RegExp Bigrams Accuracy?

Devin Poole shared this question 7 months ago
Answered

Maybe I'm not understanding how to use this feature properly. When I analyzed https://www.trajectorywebdesign.com/blog/2016-07-13-what-should-i-look-for-when-hiring-a-web-designer/, it's showing me a count of 2 for 'web design'.

I expected the RegExp to count every instance of 'web design' in the visible on-page text, which is significantly more. Am I wrong?

Comments (4)

photo
1

Hey Devin,

Thanks for your message.

Could you tell me please whether you used a regular expression stated in our post for finding bigrams in your case (it's \w+\s+\w+)? The thing is regular expressions work linearly and count two words in a row, not every two pairs of words. So it won't be suitable here. Sorry for our mistake, we've corrected the data in the post.
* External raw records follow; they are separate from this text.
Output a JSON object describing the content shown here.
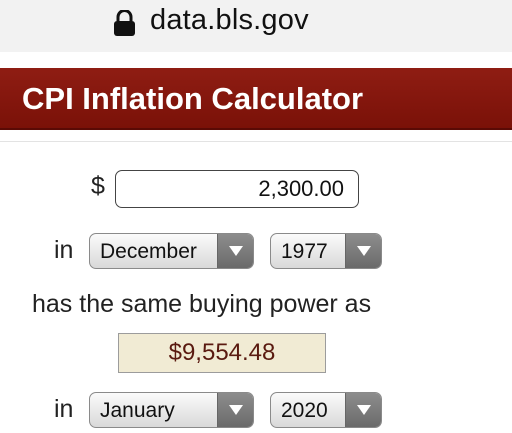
{
  "browser": {
    "url": "data.bls.gov"
  },
  "header": {
    "title": "CPI Inflation Calculator"
  },
  "form": {
    "currency_symbol": "$",
    "amount_value": "2,300.00",
    "in_label_1": "in",
    "from_month": "December",
    "from_year": "1977",
    "sentence": "has the same buying power as",
    "result": "$9,554.48",
    "in_label_2": "in",
    "to_month": "January",
    "to_year": "2020"
  },
  "colors": {
    "banner": "#8a1a10",
    "result_bg": "#f1ebd4",
    "result_text": "#5a1a10"
  }
}
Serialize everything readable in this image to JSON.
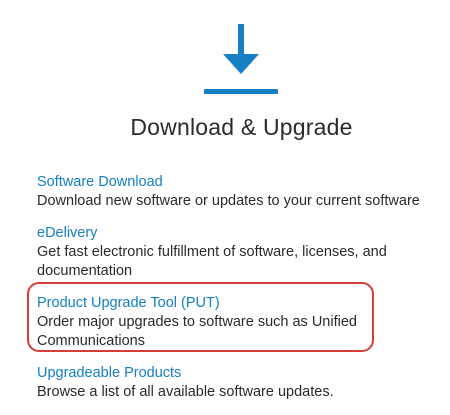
{
  "header": {
    "icon": "download-arrow-icon",
    "title": "Download & Upgrade"
  },
  "links": [
    {
      "title": "Software Download",
      "description": "Download new software or updates to your current software"
    },
    {
      "title": "eDelivery",
      "description": "Get fast electronic fulfillment of software, licenses, and documentation"
    },
    {
      "title": "Product Upgrade Tool (PUT)",
      "description": "Order major upgrades to software such as Unified Communications"
    },
    {
      "title": "Upgradeable Products",
      "description": "Browse a list of all available software updates."
    }
  ],
  "colors": {
    "accent": "#1580c4",
    "highlight": "#d53d3a"
  }
}
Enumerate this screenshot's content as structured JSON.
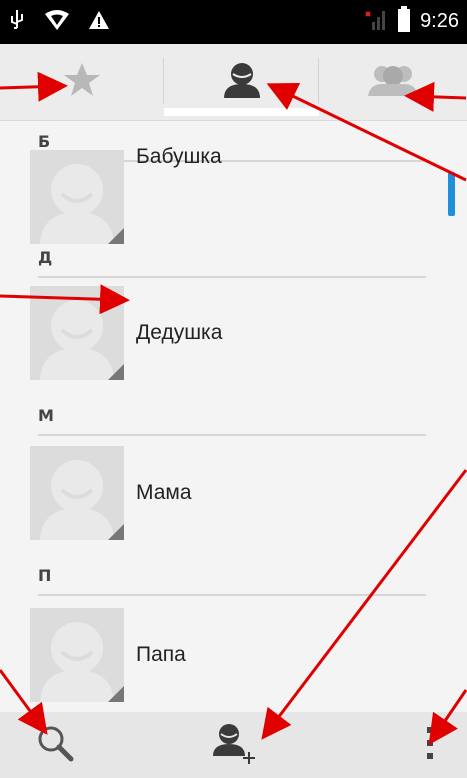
{
  "status_bar": {
    "time": "9:26",
    "icons": [
      "usb-icon",
      "wifi-icon",
      "warning-icon",
      "signal-icon",
      "battery-icon"
    ]
  },
  "tabs": [
    {
      "name": "favorites",
      "icon": "star-icon"
    },
    {
      "name": "contacts",
      "icon": "person-icon",
      "selected": true
    },
    {
      "name": "groups",
      "icon": "group-icon"
    }
  ],
  "contacts": {
    "sections": [
      {
        "letter": "Б",
        "names": [
          "Бабушка"
        ]
      },
      {
        "letter": "Д",
        "names": [
          "Дедушка"
        ]
      },
      {
        "letter": "М",
        "names": [
          "Мама"
        ]
      },
      {
        "letter": "П",
        "names": [
          "Папа"
        ]
      }
    ]
  },
  "bottom_bar": {
    "buttons": [
      "search-icon",
      "add-contact-icon",
      "overflow-menu-icon"
    ]
  },
  "colors": {
    "accent": "#1e8fd8",
    "annotation_arrow": "#e00000"
  }
}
If you need to find exactly web design expression, you can use the following expression → web\s+design

If you use web\s+design\w regexp, then you'll get all expression containing web design phrase, such as web design, web designer, web designer, etc.

Feel free to contact us in case you have any other questions. And again our apologies for this mistake.

photo
1

Hi Amber,

Thanks for the thorough explanation. I need to dig deeper into RegEx.

Regards

photo
1

But that would be a killer feature though. Especially since Google Search Console removed Content Keywords.

photo
1

Hey Devin,

Hope you had a great Christmas!

I've just pitched our discussion about finding bigrams to the team and we do think it's a really useful feature. We'll think how it's possible to implement this stuff to Netpeak Spider for analyzing the whole website or at least for an analysis of one page. The algorithm here is more complicated than RegExp, but we'll do our best to realize it.

Also, we'd like to thank you for taking part in improving our tools; if you have any other suggestions, we'd be glad to hear from you.

Happy New Year to you and your beloved ones!